CARTA DEL SANTO PADRE JUAN PABLO II
A LOS SACERDOTES
PARA EL JUEVES SANTO DE 2005
Carta que SS Juan Pablo II envía a los sacerdotes de todo el
mundo para
el Jueves Santo de 2005, presentada este viernes, 18 de marzo, en la
Santa Sede.
Queridos sacerdotes:
1. En el Año de la Eucaristía, me es particularmente grato el anual
encuentro espiritual con vosotros con ocasión del Jueves Santo, día
del amor de Cristo llevado « hasta el extremo » (Jn 13, 1), día de
la Eucaristía, día de nuestro sacerdocio.
Os envío mi mensaje desde el hospital, donde estoy algún tiempo con
tratamiento médico y ejercicios de rehabilitación, enfermo entre los
enfermos, uniendo en la Eucaristía mi sufrimiento al de Cristo.

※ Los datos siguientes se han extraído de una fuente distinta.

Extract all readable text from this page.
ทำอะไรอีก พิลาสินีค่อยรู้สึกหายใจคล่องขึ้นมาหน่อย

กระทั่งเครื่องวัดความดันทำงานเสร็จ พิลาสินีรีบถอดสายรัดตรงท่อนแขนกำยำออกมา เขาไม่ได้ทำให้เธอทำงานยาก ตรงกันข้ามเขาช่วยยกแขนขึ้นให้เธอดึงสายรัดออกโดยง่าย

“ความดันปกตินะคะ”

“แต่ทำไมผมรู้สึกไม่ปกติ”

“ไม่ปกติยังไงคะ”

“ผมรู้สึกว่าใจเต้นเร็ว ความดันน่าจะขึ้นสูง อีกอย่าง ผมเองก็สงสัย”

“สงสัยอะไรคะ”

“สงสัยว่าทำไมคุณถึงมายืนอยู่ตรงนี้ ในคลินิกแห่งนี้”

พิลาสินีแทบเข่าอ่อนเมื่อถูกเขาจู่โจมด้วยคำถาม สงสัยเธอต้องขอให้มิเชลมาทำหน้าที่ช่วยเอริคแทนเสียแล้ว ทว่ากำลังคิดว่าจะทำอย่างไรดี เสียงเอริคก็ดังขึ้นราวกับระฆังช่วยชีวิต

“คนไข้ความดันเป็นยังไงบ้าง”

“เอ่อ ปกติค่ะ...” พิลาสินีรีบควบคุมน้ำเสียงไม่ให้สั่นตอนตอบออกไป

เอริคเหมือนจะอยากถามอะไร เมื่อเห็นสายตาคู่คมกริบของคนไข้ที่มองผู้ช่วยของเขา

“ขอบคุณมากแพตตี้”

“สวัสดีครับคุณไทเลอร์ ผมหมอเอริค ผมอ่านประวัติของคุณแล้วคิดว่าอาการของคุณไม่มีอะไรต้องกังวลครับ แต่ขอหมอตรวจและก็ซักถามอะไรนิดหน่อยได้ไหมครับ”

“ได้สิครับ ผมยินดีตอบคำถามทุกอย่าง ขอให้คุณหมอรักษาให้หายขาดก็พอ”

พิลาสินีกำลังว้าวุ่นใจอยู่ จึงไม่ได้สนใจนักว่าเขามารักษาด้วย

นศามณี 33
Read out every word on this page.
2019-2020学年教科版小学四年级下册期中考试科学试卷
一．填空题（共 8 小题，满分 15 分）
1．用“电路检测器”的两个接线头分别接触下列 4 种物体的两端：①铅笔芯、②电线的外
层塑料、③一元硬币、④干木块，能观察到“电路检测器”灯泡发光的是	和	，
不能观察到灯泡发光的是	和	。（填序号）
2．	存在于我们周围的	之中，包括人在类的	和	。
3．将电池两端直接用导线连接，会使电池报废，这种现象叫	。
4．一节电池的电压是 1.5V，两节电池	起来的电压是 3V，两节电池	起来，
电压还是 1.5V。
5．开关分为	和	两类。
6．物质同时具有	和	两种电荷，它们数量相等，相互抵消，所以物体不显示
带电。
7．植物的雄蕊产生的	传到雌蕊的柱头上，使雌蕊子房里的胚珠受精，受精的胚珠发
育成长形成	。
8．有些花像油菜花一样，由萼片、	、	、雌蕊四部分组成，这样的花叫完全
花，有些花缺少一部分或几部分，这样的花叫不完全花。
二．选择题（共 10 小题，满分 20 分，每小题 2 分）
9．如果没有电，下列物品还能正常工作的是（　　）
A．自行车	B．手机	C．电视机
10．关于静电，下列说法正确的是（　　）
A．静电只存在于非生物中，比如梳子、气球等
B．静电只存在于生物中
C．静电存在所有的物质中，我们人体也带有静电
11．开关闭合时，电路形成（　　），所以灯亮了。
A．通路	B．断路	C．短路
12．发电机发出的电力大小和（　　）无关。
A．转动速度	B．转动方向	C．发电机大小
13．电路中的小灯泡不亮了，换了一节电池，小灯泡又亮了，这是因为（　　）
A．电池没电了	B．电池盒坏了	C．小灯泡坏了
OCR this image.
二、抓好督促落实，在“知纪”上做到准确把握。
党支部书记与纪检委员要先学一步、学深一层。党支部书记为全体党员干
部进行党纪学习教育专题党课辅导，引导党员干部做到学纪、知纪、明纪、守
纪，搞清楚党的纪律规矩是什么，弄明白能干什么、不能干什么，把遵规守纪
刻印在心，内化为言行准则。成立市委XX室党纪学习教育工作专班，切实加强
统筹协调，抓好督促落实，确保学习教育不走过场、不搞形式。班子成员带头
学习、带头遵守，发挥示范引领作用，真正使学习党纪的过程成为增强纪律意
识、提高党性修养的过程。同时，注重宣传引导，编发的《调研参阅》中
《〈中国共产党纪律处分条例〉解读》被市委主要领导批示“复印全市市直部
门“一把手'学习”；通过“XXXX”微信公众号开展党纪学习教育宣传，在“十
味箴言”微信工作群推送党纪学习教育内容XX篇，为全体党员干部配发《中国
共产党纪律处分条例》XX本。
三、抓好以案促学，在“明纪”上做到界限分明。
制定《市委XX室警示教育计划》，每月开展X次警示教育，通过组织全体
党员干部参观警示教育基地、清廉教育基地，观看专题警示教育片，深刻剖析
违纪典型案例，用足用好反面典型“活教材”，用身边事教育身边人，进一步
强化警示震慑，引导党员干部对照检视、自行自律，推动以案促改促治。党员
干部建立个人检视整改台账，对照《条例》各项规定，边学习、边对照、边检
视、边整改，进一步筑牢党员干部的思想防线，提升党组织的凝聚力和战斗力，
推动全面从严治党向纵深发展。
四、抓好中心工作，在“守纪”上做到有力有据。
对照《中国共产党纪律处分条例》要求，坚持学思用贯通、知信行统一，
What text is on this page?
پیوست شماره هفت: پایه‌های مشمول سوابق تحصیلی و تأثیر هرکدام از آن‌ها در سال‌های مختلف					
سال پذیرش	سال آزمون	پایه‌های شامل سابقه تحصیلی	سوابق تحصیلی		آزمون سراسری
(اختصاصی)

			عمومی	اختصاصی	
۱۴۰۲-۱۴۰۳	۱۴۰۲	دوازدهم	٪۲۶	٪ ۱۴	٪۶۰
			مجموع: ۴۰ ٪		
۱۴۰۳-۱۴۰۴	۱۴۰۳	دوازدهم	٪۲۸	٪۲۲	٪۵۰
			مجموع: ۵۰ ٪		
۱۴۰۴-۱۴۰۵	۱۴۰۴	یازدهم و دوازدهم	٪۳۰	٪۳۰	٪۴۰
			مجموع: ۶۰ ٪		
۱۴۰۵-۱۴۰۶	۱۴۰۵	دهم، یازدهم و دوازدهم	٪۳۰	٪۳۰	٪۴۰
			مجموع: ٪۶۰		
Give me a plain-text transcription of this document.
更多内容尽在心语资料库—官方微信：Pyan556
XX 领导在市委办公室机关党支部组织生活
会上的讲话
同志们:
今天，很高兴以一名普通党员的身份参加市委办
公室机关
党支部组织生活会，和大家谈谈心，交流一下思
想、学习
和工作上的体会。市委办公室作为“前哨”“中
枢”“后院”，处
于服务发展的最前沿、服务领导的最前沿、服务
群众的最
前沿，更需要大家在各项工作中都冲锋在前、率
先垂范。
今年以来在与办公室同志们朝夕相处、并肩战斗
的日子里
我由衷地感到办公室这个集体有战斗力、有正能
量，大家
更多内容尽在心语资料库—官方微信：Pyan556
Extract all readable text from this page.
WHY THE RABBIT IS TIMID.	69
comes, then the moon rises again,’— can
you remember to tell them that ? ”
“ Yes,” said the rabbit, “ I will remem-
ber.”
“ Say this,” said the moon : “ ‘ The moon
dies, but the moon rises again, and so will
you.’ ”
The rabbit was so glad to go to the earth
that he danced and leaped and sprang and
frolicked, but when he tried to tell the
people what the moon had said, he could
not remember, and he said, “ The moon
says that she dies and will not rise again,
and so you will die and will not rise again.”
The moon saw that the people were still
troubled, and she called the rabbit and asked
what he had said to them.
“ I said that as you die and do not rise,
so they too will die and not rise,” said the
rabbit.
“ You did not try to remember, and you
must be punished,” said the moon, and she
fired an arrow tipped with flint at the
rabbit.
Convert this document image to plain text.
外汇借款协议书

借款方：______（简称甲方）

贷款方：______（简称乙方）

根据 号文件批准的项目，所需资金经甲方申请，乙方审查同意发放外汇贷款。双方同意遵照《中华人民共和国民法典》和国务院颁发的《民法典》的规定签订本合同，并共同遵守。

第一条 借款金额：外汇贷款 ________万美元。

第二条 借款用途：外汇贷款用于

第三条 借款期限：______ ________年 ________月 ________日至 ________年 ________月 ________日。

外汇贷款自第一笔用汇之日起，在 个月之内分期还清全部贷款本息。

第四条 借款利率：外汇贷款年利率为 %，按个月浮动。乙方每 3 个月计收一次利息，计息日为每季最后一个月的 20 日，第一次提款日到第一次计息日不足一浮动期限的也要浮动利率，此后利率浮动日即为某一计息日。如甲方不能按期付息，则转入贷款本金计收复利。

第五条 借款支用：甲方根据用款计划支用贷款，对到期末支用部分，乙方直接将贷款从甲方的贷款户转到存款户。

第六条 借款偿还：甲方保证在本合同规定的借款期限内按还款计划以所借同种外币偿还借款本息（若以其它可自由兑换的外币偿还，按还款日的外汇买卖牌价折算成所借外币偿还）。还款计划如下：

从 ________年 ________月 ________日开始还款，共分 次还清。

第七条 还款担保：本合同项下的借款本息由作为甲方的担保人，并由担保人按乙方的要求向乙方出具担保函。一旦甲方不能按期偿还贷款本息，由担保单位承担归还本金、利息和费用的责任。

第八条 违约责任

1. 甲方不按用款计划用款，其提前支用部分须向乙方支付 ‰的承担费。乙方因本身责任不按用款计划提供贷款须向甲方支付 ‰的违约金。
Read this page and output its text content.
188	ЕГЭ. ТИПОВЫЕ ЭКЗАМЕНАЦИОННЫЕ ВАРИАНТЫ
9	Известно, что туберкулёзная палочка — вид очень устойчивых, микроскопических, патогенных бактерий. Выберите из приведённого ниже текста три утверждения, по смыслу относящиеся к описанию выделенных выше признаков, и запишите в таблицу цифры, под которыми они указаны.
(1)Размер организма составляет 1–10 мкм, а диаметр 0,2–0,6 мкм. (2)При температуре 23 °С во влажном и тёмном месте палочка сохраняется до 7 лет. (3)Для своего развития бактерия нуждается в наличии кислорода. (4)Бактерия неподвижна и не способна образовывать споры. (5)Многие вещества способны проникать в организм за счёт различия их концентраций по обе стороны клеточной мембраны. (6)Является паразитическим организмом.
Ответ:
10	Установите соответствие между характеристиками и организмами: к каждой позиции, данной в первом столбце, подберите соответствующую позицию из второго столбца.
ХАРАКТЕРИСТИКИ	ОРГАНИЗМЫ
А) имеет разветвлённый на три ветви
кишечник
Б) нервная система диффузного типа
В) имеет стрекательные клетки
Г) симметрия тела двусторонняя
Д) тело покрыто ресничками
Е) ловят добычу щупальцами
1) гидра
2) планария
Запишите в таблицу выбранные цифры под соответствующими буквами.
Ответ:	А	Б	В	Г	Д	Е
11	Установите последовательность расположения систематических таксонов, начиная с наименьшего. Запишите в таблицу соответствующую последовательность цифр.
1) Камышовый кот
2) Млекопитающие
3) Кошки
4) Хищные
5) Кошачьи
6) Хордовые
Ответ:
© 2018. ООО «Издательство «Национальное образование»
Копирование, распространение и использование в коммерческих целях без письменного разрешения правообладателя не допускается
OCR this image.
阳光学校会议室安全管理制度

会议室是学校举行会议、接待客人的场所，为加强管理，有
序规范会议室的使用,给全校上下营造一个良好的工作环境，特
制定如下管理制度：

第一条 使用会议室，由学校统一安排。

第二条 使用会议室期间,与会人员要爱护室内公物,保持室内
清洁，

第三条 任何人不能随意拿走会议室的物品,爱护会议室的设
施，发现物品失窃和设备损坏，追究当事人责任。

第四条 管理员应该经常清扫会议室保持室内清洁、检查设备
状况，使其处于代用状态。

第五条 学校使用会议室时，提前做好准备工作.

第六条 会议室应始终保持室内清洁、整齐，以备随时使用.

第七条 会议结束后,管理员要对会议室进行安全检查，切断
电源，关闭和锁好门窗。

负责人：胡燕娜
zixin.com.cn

Con
este
espíritu deseo reflexionar con vosotros sobre algunos aspectos de
nuestra espiritualidad sacerdotal.
Lo haré dejándome guiar por las palabras de la institución de la
Eucaristía, las que pronunciamos cada día in persona Christi, para
hacer presente sobre nuestros altares el sacrificio realizado de una
vez por todas en el Calvario. De ellas surgen indicaciones
iluminadoras para la espiritualidad sacerdotal: puesto que toda la
Iglesia vive de la Eucaristía, la existencia sacerdotal ha de tener,
por un título especial, «forma eucarística». Por tanto, las palabras
de la institución de la Eucaristía no deben ser para nosotros
únicamente una fórmula
consagratoria, sino también una «fórmula de vida».
Una existencia profundamente «agradecida»
2. «Tibi gratias agens benedixit...». En cada Santa Misa
recordamos y revivimos el primer sentimiento expresado por Jesús en
el momento de partir el pan, el de dar gracias. El agradecimiento es
la actitud que
está en la base del nombre mismo de «Eucaristía». En esta expresión
de gratitud confluye toda la espiritualidad bíblica de la alabanza
por los mirabilia Dei. Dios nos ama, se anticipa con su Providencia,
nos
acompaña con intervenciones continuas de salvación.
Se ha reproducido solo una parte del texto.